From The Reading List
Wall Street Journal: "Historic Rise of College-Educated Women in Labor Force Changes Workplace" — "This year is shaping up to be the first year that women make up the majority of the college-educated labor force, a milestone that is already altering benefits packages offered by companies and one that could influence family sizes in the future.
"Women make up only 46.6% of the overall labor force, but they first reached 45% of the college-educated labor force at the turn of the century. Since 2013, the female share of college-educated workers has been around the 49% mark, with 2019 being the year that women cross into a very slight majority. Nicole Smith, chief economist at Georgetown University Center on Education and the Workforce, said this development overall is a positive one.
"'It is the culmination of a trend that started maybe over 40 years ago,' Ms. Smith said. 'It’s going to give women a lot more earning potential. It’s going to give them more control over their finances, their own destiny.'
"According to the Census Bureau, women-led households made up a little more than 26% of all households in 1980. By 2018, that number grew to 30.5%, although broader social changes contribute to this trend as well."

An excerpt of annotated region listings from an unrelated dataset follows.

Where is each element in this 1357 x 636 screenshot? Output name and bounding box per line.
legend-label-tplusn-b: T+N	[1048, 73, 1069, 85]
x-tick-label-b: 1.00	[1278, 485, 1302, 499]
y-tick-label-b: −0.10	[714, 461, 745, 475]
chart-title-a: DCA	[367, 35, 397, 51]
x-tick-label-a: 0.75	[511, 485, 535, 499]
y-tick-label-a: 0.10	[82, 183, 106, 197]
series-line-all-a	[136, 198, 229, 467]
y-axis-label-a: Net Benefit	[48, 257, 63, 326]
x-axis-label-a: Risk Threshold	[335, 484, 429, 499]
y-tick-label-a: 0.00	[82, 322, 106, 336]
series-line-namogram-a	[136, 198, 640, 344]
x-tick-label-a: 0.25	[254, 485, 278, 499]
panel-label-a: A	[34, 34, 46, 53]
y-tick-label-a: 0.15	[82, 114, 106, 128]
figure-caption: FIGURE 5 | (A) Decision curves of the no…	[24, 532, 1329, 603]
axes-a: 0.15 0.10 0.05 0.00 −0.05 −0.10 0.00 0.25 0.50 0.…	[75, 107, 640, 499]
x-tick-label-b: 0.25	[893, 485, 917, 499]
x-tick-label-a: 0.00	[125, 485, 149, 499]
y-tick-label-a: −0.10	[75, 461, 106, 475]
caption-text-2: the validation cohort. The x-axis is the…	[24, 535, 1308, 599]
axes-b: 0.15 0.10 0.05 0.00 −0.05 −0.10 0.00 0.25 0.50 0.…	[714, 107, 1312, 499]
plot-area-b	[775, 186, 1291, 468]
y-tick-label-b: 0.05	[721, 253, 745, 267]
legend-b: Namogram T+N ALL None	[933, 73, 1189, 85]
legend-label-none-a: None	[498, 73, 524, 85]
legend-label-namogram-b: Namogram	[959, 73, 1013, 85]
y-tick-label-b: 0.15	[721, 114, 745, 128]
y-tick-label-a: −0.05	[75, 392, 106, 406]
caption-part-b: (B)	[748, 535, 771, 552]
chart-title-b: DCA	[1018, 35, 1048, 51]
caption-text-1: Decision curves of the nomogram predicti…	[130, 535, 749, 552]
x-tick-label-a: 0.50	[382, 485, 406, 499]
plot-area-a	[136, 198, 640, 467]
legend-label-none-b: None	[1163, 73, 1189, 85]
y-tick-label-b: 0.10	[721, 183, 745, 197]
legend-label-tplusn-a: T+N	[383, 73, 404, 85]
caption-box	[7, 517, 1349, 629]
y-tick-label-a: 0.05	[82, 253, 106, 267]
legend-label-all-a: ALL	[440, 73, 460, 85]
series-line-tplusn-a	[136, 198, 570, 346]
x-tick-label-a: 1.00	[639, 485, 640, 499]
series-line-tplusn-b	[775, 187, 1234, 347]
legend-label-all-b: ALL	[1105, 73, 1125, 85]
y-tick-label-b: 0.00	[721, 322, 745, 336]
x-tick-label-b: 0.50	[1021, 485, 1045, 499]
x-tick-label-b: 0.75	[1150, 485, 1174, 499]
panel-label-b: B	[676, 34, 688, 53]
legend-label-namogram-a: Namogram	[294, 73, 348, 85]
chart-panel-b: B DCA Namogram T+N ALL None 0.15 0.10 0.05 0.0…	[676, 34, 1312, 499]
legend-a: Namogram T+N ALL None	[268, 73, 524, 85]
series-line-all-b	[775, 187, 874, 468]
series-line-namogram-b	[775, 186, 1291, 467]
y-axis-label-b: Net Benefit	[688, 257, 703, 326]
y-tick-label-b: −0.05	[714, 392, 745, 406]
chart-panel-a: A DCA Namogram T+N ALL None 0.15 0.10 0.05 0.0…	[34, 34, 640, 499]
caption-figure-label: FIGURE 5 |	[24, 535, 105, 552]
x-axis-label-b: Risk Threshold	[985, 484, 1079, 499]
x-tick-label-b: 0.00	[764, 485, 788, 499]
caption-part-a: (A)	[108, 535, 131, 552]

New York Times: "College-Educated Women Are the Workplace Majority, but Still Don’t Get Their Share" — "We’ve reached a tipping point in the United States: For the first time, there are more college-educated women in the work force than college-educated men.
"That’s according to a new study from Pew Research, which analyzed data collected by the U.S. Bureau of Labor Statistics. It found that women 25 and older now make up 50.2 percent of the college-educated work force — up about 11 percent since 2000.
"In some ways, the increase is a natural progression.
"Women have been earning the majority of bachelor’s degrees, and more advanced degrees, in the United States since the early 1980s, according to the National Center for Education Statistics. Of those who earned a bachelor’s degree last year, 57.5 percent were women.
"And yet historically, women have been less likely to enter the work force at all after graduation — 36 percent less likely, according to Bloomberg. It wasn’t until this year that they edged out men with similar degrees to become the majority."
This program aired on October 10, 2019.